Quels sont les derniers rôles que vous avez endossés?
J’ai joué dans Les Beaux Jours réalisé par Marion Vernoux ; c’est un excellent souvenir de tournage, l’héroïne c’est Fanny Ardant et je pense que ce sera un super film! Le personnage qu’interprète Fanny vient d’arriver à la retraite et ses filles l’inscrivent dans une sorte de club du troisième âge où l’on fait de la poterie, du yoga, du théâtre…et moi je fais parti de l’équipage du 3ème âge , je joue quelqu’un qui est un peu fasciné par elle. Je viens également de participer à un très beau film dans le Limousin qui va s’appeler Grand Tour; c’est un moyen-métrage d’une réalisatrice belge qui se nomme Marie-Eve de Grave. C’était en cinémascope en plein milieu des forêts du Limousin.
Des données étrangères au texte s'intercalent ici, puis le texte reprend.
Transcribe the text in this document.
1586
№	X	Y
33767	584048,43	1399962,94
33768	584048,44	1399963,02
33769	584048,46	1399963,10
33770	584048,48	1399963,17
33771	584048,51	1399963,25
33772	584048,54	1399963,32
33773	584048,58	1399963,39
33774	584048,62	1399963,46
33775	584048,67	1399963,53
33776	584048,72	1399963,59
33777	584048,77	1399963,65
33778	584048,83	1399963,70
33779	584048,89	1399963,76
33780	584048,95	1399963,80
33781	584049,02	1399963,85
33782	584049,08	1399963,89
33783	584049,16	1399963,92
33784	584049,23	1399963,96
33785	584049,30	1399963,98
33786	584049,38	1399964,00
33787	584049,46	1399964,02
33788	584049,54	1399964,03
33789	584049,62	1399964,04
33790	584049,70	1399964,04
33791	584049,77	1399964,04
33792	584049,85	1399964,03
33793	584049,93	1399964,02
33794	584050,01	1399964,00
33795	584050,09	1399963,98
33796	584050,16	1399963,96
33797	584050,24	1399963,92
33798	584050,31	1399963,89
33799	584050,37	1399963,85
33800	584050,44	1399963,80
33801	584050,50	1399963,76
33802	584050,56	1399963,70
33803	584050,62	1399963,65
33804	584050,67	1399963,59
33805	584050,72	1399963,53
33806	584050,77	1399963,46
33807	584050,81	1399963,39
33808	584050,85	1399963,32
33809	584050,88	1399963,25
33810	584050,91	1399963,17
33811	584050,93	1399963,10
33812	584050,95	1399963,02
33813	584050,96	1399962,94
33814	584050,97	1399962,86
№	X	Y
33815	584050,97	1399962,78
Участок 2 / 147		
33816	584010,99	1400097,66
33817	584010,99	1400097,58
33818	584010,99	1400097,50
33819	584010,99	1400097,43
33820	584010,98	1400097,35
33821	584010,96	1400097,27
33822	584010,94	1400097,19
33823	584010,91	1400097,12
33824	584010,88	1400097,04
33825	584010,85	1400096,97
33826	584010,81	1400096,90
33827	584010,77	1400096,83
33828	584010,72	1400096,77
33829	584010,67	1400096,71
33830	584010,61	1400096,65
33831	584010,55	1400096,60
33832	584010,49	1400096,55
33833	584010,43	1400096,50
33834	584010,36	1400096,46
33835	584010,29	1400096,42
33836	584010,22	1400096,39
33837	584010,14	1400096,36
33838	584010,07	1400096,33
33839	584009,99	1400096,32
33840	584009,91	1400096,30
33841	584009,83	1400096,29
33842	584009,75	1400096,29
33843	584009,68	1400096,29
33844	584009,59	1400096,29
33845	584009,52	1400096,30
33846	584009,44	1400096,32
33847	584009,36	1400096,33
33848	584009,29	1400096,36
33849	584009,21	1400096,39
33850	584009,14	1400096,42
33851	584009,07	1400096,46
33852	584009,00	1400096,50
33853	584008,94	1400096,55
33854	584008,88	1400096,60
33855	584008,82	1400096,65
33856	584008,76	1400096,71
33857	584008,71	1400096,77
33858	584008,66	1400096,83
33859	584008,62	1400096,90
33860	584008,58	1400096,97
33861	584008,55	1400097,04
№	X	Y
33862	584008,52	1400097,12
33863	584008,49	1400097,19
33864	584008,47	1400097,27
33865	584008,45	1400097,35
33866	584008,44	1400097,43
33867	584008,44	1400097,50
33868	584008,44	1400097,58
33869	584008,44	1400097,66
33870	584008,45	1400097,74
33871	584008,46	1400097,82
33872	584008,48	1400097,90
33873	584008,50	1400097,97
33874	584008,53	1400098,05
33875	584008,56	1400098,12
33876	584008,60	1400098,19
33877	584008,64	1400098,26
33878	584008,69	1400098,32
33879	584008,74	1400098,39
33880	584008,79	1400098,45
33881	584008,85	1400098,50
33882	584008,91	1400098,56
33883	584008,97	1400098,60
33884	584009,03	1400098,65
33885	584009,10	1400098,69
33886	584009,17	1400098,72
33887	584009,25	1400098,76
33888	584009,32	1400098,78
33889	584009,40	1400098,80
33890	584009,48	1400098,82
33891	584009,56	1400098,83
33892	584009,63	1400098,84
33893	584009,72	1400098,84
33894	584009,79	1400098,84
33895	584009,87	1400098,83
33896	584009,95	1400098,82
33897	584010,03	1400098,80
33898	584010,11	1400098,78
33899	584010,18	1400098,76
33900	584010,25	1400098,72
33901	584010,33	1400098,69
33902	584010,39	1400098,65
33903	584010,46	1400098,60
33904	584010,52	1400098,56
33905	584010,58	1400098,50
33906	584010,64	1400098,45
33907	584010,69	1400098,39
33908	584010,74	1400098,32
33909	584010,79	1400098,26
Et enfin, je jouerai dans un film d’Eric Barbier prévu pour fin janvier avec Yvan Attal, Joey Star.

Des projets de réalisation d’un film?
Il y a trois ans j’étais dans l’adaptation d’un livre qui se nomme Le meunier hurlant d’Arto Paasilinna avec une production qui était un peu indélicate et l’argent qu’on avait réuni s’est un peu « évaporé ». J’étais à la moitié du scénario et ça m’a mis à plat, plus envie de rien pendant un moment et puis là, je suis reparti sur un truc avec un jeune producteur que je connais bien et j’écris donc un scénario.

Le Festival des Passeurs de lumière met en avant le film documentaire… est-ce un genre que vous prisez?
Je regarde pas mal de documentaires et dès que ça parle un peu des gens et que ce n’est pas de la fiction, ça m’intéresse. J’aime beaucoup l’émission de Frédéric Lopez , Rendez-vous en terre inconnue, sur France 2. On est sur du vrai quand c’est fait par des gens compétents, on arrive comme ça à voyager.

Avez-vous déjà songé à faire un documentaire?
J’ai un projet, qui pour des raisons de production, s’est un peu arrêté mais que j’aimerais bien continuer. On avait suivi avec ma fille Salomé, qui tenait la caméra, toute la tournée des Grands Stades en 2003 de quelqu’un que j’aime beaucoup et qui est venu jouer dans mon film Mischka, Johnny Hallyday. C’est un truc en cours que j’aimerais continuer. L’autre jour, avec Salomé justement, on était à Londres au Royal Albert Hall où Johnny Hallyday faisait deux concerts et c’était absolument fabuleux. Mais il n’y aurait pas de blabla, pas de questions, pas d’interviews mais ce serait simplement suivre un peu la « bête ».